As the coronavirus continued to rattle financial markets across the world, Australian regulator, the Australian Securities and Investments Commission (ASIC) announced this Monday that it has taken steps to ensure the country’s equity markets remain resilient.
Although Australia might seem far away, the country has not been immune to COVID-19, with the country reporting more cases almost every day. Over the past two weeks, its equity markets have seen record trading volumes, with Friday, the 13th of March seeing a particularly large spike in volumes.
In light of this, ASIC has issued directions under the ASIC Market Integrity Rules to a number of large equity market participants. Specifically, they have been told to limit the number of trades executed each day until further notice.
Under the watchdog’s directions, firms need to reduce their number of executed trades by up to 25 percent from the levels executed on Friday. Therefore, high volume participants and their clients will need to actively manage their volumes.
“While there was no disruption to market operations on Friday, there was a significant backlog of work required to be undertaken over the weekend by the exchanges and trading participants,” the agency said this Monday.

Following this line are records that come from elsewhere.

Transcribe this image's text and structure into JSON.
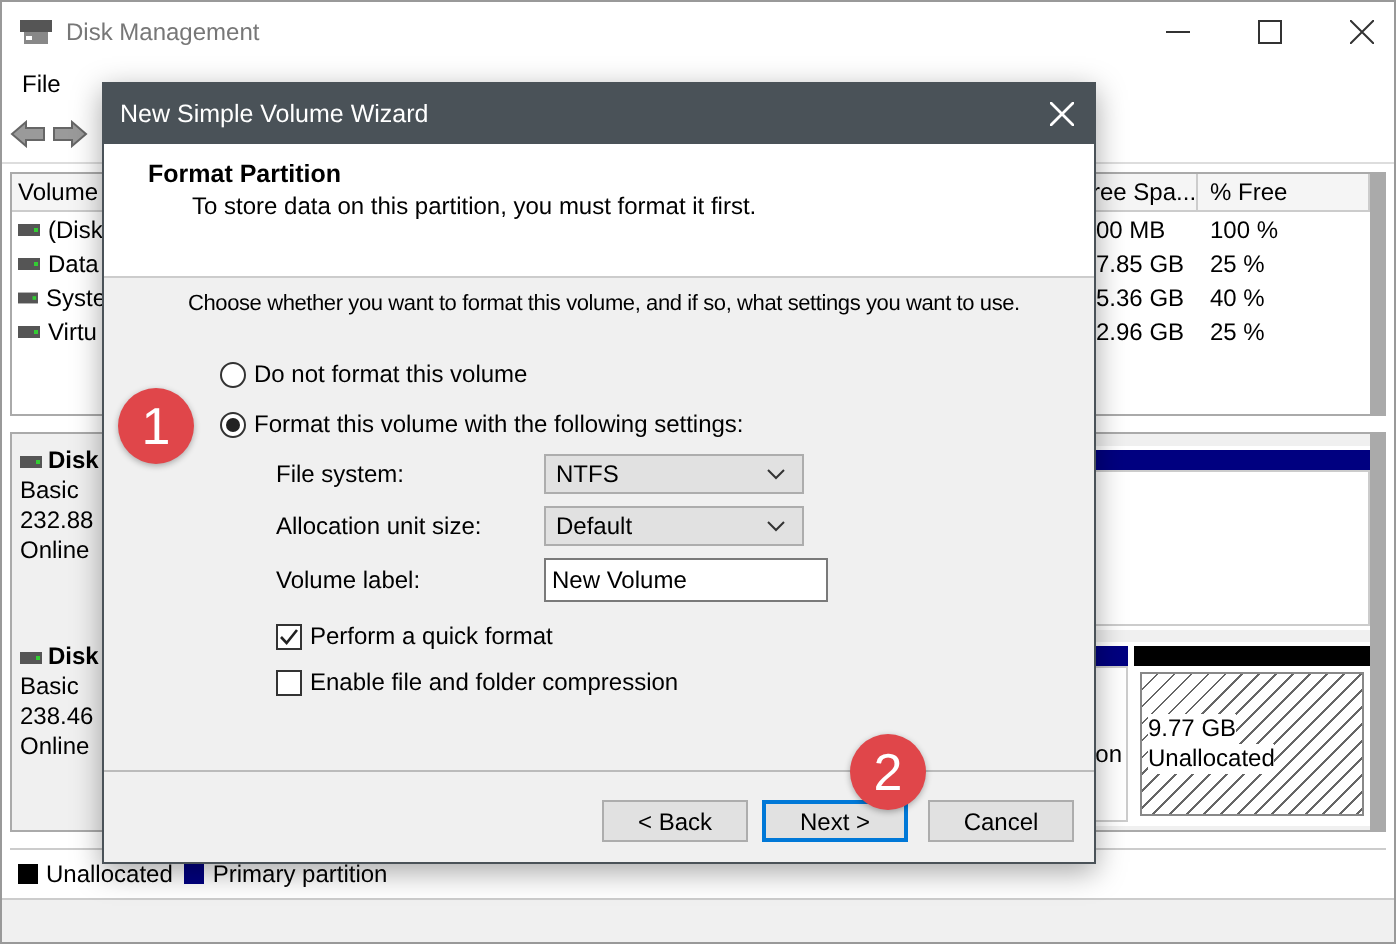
{
  "window": {
    "title": "Disk Management"
  },
  "menu": [
    "File"
  ],
  "volume_table": {
    "columns": [
      "Volume",
      "ree Spa...",
      "% Free"
    ],
    "rows": [
      {
        "volume": "(Disk",
        "free_space": "00 MB",
        "percent_free": "100 %"
      },
      {
        "volume": "Data",
        "free_space": "7.85 GB",
        "percent_free": "25 %"
      },
      {
        "volume": "Syste",
        "free_space": "5.36 GB",
        "percent_free": "40 %"
      },
      {
        "volume": "Virtu",
        "free_space": "2.96 GB",
        "percent_free": "25 %"
      }
    ]
  },
  "disks": [
    {
      "name": "Disk",
      "type": "Basic",
      "size": "232.88",
      "status": "Online",
      "segments": [
        {
          "kind": "primary"
        }
      ]
    },
    {
      "name": "Disk",
      "type": "Basic",
      "size": "238.46",
      "status": "Online",
      "segments": [
        {
          "kind": "primary",
          "text": "on"
        },
        {
          "kind": "unallocated",
          "size": "9.77 GB",
          "label": "Unallocated"
        }
      ]
    }
  ],
  "legend": [
    {
      "label": "Unallocated",
      "color": "#000000"
    },
    {
      "label": "Primary partition",
      "color": "#000080"
    }
  ],
  "dialog": {
    "title": "New Simple Volume Wizard",
    "heading": "Format Partition",
    "subtitle": "To store data on this partition, you must format it first.",
    "prompt": "Choose whether you want to format this volume, and if so, what settings you want to use.",
    "options": [
      {
        "label": "Do not format this volume",
        "selected": false
      },
      {
        "label": "Format this volume with the following settings:",
        "selected": true
      }
    ],
    "fields": [
      {
        "kind": "select",
        "label": "File system:",
        "value": "NTFS"
      },
      {
        "kind": "select",
        "label": "Allocation unit size:",
        "value": "Default"
      },
      {
        "kind": "text",
        "label": "Volume label:",
        "value": "New Volume"
      }
    ],
    "checkboxes": [
      {
        "label": "Perform a quick format",
        "checked": true
      },
      {
        "label": "Enable file and folder compression",
        "checked": false
      }
    ],
    "buttons": [
      {
        "label": "< Back",
        "default": false
      },
      {
        "label": "Next >",
        "default": true
      },
      {
        "label": "Cancel",
        "default": false
      }
    ]
  },
  "callouts": [
    "1",
    "2"
  ]
}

“If the number of trades executed continues to increase, it will put strain on the processing and risk management capabilities of market infrastructure and market participants.”
Despite this, the Australian authority doesn’t expect that these imposed limits will affect retail investors from being able to execute trades.
“Australian markets have been strong and resilient over this period, and this action is pre-emptive and intended to maintain those high standards,” the statement from the regulator said.
ASIC remains proactive
As FortuneZ reported, ASIC has been proactively reaching out to retail over the counter (OTC) derivatives issuers over the past couple of weeks, ensuring they are able to weather the coronavirus storm.
In particular, the Aussie watchdog urged firms to remain resilient, stressing the importance of having a number of measures in place to hedge against increased volatility, which is likely to result in higher than normal volume of trades.